Practical Application

An evidence-based prompt structure:

[System Prompt - Clear, specific instructions]
[CRITICAL CONTEXT - Most important information first]
[Supporting details - Moderately important]
[Background information - Least critical, middle zone]
[Reference material - Relevant but lower priority]
[KEY CONSTRAINTS - Repeat critical requirements here]
[User Query]

For extended sessions:

  • Monitor token consumption
  • Implement compaction at ~70% capacity
  • Use retrieval tools rather than stuffing context
  • Test your specific use case at realistic lengths

References

  1. Liu, N. F., Lin, K., Hewitt, J., et al. (2023). Lost in the Middle: How Language Models Use Long Contexts. TACL. arXiv:2307.03172

  2. NVIDIA Research. (2024). RULER: What's the Real Context Size of Your Long-Context Language Models? COLM. arXiv:2404.06654

  3. Li, Z., et al. (2024). Retrieval Augmented Generation or Long-Context LLMs? A Comprehensive Study and Hybrid Approach. EMNLP. arXiv:2407.16833

  4. Chroma Research. (2025). Context Rot: How Increasing Input Tokens Impacts LLM Performance. https://research.trychroma.com/context-rot

  5. NoLiMa: Long-Context Evaluation Beyond Literal Matching. (2025). arXiv:2502.05167

  6. BABILong: Testing the Limits of LLMs with Long Context Reasoning-in-a-Haystack. (2024). NeurIPS.

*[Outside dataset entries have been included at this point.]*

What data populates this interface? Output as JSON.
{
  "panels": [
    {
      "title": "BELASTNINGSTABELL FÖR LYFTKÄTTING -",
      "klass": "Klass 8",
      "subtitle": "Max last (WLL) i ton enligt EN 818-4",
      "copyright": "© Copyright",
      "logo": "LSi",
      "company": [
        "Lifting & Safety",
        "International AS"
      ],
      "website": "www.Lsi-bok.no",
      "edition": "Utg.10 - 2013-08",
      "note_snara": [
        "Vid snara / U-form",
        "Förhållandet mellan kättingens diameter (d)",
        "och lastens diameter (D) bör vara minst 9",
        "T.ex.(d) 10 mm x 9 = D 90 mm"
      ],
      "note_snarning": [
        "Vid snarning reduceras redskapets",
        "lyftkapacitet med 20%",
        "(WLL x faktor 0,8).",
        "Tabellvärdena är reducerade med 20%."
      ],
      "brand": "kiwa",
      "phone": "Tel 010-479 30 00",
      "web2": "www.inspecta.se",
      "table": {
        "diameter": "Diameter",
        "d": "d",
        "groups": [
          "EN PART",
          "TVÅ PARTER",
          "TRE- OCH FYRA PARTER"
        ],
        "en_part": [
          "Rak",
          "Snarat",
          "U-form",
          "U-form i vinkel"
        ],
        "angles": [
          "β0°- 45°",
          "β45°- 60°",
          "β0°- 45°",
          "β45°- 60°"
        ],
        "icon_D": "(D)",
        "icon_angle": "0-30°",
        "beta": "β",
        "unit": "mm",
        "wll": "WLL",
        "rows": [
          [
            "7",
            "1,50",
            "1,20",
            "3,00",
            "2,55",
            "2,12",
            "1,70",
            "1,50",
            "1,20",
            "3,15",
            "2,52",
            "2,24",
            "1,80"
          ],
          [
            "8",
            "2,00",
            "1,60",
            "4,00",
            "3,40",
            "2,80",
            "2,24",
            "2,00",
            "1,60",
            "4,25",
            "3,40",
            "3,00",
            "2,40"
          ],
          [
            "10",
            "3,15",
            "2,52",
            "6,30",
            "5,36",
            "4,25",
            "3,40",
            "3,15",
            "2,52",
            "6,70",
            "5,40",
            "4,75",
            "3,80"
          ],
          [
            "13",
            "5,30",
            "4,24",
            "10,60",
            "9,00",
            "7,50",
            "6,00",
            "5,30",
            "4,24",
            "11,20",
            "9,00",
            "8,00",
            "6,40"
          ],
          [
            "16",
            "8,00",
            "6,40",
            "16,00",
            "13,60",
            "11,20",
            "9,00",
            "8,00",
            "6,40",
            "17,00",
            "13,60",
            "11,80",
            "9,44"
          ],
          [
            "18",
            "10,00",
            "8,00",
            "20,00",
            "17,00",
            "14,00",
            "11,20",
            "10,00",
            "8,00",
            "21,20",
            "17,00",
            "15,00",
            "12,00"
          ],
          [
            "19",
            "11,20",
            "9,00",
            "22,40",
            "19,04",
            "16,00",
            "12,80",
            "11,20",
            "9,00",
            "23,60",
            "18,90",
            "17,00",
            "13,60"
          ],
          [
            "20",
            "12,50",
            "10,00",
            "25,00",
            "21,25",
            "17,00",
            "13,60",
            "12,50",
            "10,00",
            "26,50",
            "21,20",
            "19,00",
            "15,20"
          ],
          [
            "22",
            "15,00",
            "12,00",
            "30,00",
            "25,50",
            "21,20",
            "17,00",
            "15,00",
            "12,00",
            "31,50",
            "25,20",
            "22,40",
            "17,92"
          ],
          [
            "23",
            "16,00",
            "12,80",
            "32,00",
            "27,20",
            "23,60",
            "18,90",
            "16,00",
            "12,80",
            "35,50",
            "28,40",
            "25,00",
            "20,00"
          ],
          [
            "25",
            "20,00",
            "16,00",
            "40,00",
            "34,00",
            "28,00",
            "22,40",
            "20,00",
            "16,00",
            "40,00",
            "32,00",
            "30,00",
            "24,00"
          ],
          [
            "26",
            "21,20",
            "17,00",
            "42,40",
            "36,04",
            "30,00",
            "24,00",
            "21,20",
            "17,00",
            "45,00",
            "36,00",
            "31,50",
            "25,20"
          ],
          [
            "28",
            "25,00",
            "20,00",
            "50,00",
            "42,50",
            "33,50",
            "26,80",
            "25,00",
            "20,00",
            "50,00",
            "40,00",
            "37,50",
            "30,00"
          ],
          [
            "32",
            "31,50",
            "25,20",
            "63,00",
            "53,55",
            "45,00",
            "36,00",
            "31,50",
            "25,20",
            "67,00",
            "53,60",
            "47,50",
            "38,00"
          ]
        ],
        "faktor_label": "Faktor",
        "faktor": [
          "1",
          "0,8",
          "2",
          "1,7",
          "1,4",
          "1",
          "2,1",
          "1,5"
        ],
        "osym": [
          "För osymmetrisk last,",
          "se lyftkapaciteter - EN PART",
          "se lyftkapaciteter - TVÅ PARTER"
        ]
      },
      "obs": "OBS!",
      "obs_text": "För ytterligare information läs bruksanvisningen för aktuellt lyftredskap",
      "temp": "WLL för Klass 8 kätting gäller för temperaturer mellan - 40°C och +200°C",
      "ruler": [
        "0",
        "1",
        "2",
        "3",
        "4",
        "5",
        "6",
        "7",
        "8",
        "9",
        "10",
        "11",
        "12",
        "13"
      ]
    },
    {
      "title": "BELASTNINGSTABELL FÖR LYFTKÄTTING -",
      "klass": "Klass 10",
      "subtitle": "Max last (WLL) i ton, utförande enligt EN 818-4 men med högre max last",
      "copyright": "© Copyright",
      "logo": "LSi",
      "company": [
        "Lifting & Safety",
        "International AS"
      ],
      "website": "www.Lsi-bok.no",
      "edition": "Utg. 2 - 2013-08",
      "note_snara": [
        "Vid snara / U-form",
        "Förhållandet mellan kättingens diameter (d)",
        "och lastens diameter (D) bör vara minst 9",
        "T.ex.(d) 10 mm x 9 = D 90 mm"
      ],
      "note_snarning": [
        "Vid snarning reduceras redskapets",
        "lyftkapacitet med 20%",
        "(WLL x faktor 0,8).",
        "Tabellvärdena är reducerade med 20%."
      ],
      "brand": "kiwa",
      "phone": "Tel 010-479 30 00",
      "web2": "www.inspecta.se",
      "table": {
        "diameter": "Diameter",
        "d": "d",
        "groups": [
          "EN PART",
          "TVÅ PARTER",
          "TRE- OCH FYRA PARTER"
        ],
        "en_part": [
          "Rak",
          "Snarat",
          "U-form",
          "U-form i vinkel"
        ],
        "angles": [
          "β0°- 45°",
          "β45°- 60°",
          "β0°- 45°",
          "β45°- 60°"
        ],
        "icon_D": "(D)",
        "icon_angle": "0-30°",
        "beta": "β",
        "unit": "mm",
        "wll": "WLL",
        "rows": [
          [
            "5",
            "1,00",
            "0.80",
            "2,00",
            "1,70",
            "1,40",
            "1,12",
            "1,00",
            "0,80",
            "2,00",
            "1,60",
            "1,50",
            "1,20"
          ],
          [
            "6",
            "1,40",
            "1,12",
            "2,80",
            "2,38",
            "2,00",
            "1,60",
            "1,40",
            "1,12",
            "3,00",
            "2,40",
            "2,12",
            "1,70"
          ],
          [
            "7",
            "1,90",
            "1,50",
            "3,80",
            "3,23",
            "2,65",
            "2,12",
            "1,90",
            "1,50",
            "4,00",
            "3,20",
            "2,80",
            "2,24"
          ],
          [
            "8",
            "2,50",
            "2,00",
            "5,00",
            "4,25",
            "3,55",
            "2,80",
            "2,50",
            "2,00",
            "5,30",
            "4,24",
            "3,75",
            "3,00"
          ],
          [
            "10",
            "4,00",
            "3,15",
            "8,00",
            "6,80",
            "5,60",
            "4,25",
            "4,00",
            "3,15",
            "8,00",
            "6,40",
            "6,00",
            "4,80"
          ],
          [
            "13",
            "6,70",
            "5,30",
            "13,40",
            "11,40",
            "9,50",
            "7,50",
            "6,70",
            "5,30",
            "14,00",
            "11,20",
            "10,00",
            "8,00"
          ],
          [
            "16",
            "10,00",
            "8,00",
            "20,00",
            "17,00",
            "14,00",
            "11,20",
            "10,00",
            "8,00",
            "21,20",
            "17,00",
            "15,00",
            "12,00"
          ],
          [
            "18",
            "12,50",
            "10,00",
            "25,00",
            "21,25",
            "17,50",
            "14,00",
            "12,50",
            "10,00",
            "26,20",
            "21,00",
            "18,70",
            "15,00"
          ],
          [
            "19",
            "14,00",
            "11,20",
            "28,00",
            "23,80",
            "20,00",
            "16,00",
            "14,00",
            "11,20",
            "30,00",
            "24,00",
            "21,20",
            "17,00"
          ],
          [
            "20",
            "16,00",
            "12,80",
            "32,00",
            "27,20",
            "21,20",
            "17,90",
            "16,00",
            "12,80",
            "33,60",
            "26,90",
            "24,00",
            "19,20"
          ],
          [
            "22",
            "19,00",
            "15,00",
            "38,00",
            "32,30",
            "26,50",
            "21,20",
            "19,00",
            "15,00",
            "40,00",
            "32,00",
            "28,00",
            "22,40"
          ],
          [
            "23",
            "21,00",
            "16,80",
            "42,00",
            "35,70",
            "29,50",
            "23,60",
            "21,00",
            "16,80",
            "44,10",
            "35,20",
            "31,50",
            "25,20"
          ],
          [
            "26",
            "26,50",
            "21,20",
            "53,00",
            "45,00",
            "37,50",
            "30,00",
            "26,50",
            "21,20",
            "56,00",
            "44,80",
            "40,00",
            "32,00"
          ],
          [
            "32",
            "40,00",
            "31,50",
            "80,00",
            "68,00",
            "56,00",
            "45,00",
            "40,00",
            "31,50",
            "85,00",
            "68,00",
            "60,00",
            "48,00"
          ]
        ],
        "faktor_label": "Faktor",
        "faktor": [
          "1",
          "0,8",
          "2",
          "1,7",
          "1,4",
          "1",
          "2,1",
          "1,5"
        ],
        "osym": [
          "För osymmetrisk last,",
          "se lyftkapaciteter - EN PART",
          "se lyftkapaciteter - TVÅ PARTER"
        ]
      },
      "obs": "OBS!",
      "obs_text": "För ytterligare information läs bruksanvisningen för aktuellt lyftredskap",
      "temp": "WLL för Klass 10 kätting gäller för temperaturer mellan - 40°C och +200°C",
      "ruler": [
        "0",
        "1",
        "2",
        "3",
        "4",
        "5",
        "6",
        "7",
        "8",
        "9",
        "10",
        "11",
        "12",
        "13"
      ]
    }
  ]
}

  7. Never Lost in the Middle: Mastering Long-Context Question Answering with Position-Agnostic Decompositional Training. (2023). arXiv:2311.09198

  8. Attention Sorting Combats Recency Bias In Long Context Language Models. (2023). arXiv:2310.01427

  9. Multimodal Needle in a Haystack. (2024). arXiv:2406.11230

  10. Recursively Summarizing Enables Long-Term Dialogue Memory in Large Language Models. (2023). arXiv:2308.15022

  11. Anthropic. (2025). Effective Context Engineering for AI Agents. Anthropic Engineering Documentation.